This is the first post in a series about my life path as a yogini.
Hello, it’s me.
The first thing I’m going to tell you about my life as a yogini, is that I have a sense of humor about myself, and about many things in general. Walking around Providence in December, I ended up under the canopy of the Veteran’s Auditorium, and noticed an opportunity for a silly selfie. <electronically generated shutter snap> Here it is:
Yes, and I do seriously wear scarves and shawls whenever I’m outdoors. I enjoy the colors and flow of the scarves. They protect my neck and face from wind and cold, and sometimes they make other people smile.
This lovely blue silk paisley pictured above is a gift from my nephew and his lovely new bride from their honeymoon in Turkey. I love it just for that reason.
This scarf also has a special place in my heart, as a symbol of a spiritual rebirth I recently experienced. This photo was taken within two weeks of that experience, and I was truly feeling radiant, so to have the opportunity to have a star shaped halo, was too fun to resist.
Gratitude is a good place to start.
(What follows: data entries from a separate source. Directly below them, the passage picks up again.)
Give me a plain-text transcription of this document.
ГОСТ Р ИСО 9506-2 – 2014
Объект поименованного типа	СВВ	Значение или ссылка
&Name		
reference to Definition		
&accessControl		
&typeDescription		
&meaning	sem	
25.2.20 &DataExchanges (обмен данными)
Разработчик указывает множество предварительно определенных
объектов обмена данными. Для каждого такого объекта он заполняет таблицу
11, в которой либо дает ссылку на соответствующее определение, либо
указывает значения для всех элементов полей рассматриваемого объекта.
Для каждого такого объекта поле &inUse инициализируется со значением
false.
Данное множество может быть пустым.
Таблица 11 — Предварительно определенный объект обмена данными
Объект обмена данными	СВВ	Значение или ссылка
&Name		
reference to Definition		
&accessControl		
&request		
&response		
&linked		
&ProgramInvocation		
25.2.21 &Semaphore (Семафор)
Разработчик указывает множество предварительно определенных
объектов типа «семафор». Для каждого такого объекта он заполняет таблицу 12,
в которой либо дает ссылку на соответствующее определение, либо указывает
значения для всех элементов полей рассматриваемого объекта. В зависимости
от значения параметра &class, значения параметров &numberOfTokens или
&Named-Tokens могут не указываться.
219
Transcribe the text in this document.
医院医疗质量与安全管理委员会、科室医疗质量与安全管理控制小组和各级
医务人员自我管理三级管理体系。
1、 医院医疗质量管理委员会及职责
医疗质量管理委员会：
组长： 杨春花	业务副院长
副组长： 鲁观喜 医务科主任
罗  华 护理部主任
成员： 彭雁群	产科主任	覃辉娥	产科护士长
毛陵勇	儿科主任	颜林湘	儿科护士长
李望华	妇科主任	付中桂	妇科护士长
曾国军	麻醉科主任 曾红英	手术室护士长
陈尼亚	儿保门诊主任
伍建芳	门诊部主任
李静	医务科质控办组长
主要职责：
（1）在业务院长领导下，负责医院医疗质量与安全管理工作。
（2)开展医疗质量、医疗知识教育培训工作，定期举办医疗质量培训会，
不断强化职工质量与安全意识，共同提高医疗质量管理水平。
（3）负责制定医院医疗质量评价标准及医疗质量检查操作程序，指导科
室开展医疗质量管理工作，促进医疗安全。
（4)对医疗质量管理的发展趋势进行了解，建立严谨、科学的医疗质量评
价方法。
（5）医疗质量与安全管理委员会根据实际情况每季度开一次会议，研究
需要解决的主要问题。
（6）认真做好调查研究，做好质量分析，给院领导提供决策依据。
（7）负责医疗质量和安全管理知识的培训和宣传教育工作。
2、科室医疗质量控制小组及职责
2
Gratitude generates good feelings and energizes my path.
First off, I’m a human being, a woman with 58 years of life experience as of New Year’s Day 2016. My life has been blessed with both extremely devastating experiences along with unbelievably good fortune.
I was also blessed to have been born with a an innate tendency to face my fears, overcome them and grow spiritually in the process.
My family karma made working hard as natural as breathing so I was also blessed with the energy and endurance to follow my path.
I am especially grateful to the teachers in all forms: specific people, groups of people, the teacher of being human itself, the special teachers of the animal and plant spirit world, their human spirit world counterparts and finally my own intuition that acted as a guide.
I’ve walked my yogini’s path with a foot in yoga and a foot in the shamanism. Both came to me in my childhood spontaneously and unbidden.
Arising from my deep curiosity about and love of the natural world around me I felt cared for by trees, empowered by encounters with owls, snakes, razorback pigs and other animals. I am profoundly grateful to these, my earliest teachers who protected my spirit and gave me the lessons I needed to face life on life’s terms. These are my shamanic roots.
Though I was initiated into yogic meditation by a yogic archarya (spiritual teacher) when I was 13, I had been curious about my mind and had done many experiments with the boundaries and capacities of my mind for several years at that point.
Lately I’ve come to see these two paths as one, and I suspect that in the distant past they probably were, and may very well still be in some of the remote corners of the yoga universe that as yet remain hidden from the modern world in their secret lineages and remote locations.
Or… perhaps this connection between shamanism and yoga is hidden in plain sight.